Entenda porque a newsletter está de volta a caixa de email
A volta da Newsletter
Foto: Istock/Getty Images
Inovação > Tecnologia

A newsletter está de volta a caixa de email

Emily Canto Nunes em 6 de maio de 2016

Talvez você não tenha percebido, mas com o advento de aplicativos como WhatsApp, Facebook Messenger e Telegram, e até alguns mais corporativos como Lync e Slack, os emails foram minguando na caixa de entrada. É bem provável, inclusive, que você sinta saudades da época em que tinha emails para responder todos os dias. Ou, ainda, que sua caixa de entrada tenha se tornado espaço para um outro formato de conteúdo: a newsletter.

Confundidas com frequência com emails marketing, as newsletters estão de volta, menos vendedoras do que antes e muito mais interessantes como The Skimm, um sucesso de audiência que ja ganhou até versão para aplicativo. Há quem diga, como mostra o especialista em estratégia digital Faris Yakob em um texto recente no Medium, que as newsletters são o novo blog pessoal e que podem até substituir esse canal no futuro.

Em tempos de abundância de informação, a newsletter ganha força porque oferece um filtro feito por especialistas, sejam eles um veículo, uma empresa ou mesmo uma pessoa física.
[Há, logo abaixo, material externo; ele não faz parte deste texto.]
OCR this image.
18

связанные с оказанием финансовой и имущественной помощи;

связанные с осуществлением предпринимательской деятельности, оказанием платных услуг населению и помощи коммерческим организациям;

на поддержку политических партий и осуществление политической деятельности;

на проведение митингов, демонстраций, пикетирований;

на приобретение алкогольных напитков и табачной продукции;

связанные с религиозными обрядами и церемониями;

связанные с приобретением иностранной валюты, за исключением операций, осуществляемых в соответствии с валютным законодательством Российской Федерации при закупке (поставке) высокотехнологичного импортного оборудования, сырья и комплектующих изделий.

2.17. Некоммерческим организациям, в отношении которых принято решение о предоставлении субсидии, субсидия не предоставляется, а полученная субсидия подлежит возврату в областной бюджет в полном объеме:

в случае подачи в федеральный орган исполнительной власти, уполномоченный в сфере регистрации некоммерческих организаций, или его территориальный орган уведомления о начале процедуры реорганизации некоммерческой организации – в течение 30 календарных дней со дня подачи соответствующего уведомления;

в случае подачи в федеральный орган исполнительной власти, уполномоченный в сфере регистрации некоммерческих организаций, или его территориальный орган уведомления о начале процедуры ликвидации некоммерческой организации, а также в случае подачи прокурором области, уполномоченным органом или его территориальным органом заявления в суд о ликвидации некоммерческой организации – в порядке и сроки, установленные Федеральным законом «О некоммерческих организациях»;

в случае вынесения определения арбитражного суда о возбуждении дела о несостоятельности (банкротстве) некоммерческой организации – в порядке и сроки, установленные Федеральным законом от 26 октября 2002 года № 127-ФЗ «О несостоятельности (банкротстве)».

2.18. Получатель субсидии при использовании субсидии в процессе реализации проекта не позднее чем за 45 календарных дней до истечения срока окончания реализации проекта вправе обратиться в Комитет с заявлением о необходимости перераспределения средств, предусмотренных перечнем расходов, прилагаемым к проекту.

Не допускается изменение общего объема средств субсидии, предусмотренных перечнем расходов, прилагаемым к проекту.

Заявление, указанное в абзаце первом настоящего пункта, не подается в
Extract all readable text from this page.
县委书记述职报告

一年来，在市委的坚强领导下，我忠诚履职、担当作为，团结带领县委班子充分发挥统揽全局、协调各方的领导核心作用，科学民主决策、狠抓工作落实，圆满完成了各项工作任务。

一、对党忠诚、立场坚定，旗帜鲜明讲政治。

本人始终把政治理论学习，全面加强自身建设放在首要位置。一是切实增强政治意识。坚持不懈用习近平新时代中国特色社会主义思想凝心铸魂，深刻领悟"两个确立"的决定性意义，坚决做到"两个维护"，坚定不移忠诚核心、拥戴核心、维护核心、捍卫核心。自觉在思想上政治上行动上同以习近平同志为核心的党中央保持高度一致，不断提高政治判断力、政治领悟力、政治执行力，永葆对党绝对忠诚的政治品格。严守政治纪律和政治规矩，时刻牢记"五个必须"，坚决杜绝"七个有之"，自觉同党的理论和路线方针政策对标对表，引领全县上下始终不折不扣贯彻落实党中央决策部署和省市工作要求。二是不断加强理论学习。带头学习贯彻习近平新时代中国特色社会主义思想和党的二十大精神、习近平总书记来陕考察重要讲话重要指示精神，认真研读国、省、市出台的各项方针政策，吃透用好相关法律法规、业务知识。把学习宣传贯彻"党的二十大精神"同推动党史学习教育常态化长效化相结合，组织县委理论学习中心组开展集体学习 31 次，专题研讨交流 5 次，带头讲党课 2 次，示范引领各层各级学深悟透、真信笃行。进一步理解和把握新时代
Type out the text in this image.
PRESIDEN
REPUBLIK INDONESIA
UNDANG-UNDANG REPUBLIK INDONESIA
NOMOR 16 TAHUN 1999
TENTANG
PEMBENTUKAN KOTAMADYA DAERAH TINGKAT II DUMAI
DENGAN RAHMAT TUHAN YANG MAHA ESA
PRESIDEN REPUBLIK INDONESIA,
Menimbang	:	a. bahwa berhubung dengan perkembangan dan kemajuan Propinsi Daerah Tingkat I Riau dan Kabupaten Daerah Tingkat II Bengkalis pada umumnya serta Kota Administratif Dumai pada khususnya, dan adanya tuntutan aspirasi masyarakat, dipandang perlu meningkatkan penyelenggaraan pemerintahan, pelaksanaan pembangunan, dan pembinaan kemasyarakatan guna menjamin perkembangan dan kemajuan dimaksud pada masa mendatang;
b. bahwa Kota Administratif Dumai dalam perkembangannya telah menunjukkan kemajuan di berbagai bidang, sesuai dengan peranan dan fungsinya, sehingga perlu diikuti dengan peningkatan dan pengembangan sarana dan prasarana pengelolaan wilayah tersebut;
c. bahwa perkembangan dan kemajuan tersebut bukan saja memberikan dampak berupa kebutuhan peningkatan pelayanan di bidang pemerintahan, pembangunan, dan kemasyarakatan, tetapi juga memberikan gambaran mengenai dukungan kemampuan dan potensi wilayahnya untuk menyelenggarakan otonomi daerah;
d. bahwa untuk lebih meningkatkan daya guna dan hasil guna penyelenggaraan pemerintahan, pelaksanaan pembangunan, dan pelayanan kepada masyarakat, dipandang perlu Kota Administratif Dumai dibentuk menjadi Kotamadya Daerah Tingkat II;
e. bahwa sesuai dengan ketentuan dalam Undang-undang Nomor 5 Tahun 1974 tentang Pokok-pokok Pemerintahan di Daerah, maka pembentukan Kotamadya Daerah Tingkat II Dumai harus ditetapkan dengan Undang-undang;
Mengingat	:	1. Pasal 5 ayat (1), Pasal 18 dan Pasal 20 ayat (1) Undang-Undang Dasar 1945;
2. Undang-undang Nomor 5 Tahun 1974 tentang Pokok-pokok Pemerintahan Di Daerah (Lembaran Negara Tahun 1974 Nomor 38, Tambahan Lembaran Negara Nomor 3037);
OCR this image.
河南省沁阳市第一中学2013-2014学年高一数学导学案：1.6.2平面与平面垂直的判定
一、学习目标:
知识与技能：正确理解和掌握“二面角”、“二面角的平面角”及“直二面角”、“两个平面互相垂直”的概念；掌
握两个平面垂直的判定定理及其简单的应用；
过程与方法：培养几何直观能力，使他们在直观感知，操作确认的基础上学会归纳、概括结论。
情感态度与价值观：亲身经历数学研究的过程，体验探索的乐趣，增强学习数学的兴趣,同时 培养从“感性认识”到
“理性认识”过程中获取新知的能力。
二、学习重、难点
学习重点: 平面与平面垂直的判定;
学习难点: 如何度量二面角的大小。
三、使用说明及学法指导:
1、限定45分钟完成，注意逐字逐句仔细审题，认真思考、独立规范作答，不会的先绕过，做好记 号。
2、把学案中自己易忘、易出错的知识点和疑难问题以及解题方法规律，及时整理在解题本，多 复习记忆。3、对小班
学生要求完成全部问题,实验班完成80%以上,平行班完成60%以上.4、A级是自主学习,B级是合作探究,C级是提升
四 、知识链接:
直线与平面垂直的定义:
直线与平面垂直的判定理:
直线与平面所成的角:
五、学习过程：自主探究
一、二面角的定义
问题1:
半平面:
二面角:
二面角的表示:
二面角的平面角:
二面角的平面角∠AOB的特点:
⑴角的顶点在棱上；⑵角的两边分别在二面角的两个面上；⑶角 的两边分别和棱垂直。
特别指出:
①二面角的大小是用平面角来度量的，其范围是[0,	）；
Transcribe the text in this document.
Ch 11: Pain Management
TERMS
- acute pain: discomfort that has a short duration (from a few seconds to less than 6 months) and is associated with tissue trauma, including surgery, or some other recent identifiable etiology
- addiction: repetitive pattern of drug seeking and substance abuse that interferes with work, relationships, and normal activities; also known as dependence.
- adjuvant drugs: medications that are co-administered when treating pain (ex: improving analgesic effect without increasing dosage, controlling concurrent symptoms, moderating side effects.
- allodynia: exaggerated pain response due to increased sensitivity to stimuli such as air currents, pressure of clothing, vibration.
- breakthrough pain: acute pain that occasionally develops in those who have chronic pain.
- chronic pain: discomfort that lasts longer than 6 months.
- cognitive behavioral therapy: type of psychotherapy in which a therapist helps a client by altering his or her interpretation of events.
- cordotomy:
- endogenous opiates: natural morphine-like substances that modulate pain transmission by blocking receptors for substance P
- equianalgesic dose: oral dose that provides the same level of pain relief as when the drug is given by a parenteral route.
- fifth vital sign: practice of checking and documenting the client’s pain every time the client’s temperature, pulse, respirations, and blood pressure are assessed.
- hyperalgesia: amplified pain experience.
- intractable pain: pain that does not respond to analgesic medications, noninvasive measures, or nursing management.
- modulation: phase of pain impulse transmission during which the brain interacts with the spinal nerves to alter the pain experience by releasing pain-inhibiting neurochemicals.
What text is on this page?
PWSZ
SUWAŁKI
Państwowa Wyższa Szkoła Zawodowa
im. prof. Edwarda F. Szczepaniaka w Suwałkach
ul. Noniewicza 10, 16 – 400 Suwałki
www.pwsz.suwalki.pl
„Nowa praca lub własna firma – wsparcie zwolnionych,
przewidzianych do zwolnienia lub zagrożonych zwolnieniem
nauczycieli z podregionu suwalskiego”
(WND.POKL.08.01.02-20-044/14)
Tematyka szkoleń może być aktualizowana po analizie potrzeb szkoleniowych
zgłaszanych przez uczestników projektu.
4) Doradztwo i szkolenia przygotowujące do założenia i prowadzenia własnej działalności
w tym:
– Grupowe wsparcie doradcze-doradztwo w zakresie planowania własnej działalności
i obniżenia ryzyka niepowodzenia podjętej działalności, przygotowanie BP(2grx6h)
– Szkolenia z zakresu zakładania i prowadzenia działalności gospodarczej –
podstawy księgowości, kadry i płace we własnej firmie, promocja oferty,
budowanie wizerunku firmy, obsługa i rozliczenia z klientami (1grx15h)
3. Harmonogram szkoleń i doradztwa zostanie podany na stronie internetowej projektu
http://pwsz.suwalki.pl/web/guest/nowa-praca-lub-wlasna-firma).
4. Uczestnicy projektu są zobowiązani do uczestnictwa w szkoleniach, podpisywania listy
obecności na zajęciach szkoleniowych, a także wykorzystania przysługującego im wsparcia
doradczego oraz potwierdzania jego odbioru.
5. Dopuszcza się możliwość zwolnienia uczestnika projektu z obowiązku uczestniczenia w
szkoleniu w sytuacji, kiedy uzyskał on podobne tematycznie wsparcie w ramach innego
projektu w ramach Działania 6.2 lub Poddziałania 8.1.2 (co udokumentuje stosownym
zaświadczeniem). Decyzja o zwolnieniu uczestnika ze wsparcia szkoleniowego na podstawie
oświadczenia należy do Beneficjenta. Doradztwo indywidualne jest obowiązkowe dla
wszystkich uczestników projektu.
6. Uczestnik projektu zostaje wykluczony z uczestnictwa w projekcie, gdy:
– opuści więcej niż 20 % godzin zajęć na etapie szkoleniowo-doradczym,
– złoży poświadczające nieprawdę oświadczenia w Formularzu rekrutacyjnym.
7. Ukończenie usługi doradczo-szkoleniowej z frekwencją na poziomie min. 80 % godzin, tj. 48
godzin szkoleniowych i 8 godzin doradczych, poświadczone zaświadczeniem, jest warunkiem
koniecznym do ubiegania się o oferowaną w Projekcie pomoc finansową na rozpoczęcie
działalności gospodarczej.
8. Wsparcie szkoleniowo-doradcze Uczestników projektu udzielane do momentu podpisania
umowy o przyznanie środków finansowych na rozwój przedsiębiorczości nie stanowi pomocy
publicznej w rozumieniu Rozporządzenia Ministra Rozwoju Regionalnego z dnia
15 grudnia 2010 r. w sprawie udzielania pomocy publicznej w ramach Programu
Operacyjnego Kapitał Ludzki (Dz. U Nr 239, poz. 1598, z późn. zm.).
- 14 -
Ou seja, aqui estamos falando das newsletters que você deseja receber, para a qual de fato se inscreveu.

A newsletter de hoje é sinônimo de curadoria.  Advogada por formação e uma das criadoras do Cinese, uma plataforma de aprendizagem colaborativa, Anna Haddad largou o Direito para se dedicar a outros projetos e hoje possui uma newsletter sobre gênero, educação, novos negócios, colaboração e consumo. “Feita com carinho”, a newsletter é a forma que Anna encontrou de colocar na roda assuntos pelos quais se interessa e também de convidar seu assinante a repensar a informação que consome.

Não por acaso Anna coloca, no final desse email semanal, um convite para que o leitor “liberte seu potencial” colaborando para seu Unlock pessoal, um sistema de financiamento coletivo recorrente que funciona também como mecenato digital.

Quero incentivar esse movimento de produzir conteúdo sem intermediação, sem estar ligada a um veículo de comunicação ou a uma empresa, de ser financiada pelos próprios leitores, pois esse é meu trabalho, é como eu gasto meu tempo e onde coloco minha energia.

Newsletter como um espaço privado

Há quatro anos produzindo newsletters, Rodrigo Ghedin, jornalista especializado em tecnologia e dono do blog Manual do Usuário, diz que é fã não apenas das newsletters como dos emails, especialmente por ser uma comunicação mais privada e que funciona de um para um, mesmo nas newsletters. “Além disso, para produtores de conteúdo, é um formato muito mais barato e que não está vinculado a uma única plataforma como o Facebook”, exemplifica Rodrigo.

Nesse sentido, o jornalista acredita que para se tornar rentável uma newsletter precisa ganhar escala, o que não é tão fácil assim, porém, uma vez grande, ela pode render frutos para o produtor. “É preciso tempo e escala para mostrar o valor da informação, mas ainda assim a newsletter pode ser um trampolim, pois cria uma base de usuários interessados naqueles assuntos”, afirma.

Rodrigo ainda aponta mais um benefício para quem assina newsletters: “O que eu gosto é que é um ambiente fechado, o conteúdo é mais pensado que numa rede social, pois passou por um filtro. Além disso, tem uma parte legal da newsletter que é entrar na cabeça de outra pessoa, pois a curadoria é isso: saber o que essa pessoa está lendo, mas também ter uma ideia de como ela pensa, o que é importante, por que aquilo é interessante”, resume Rodrigo.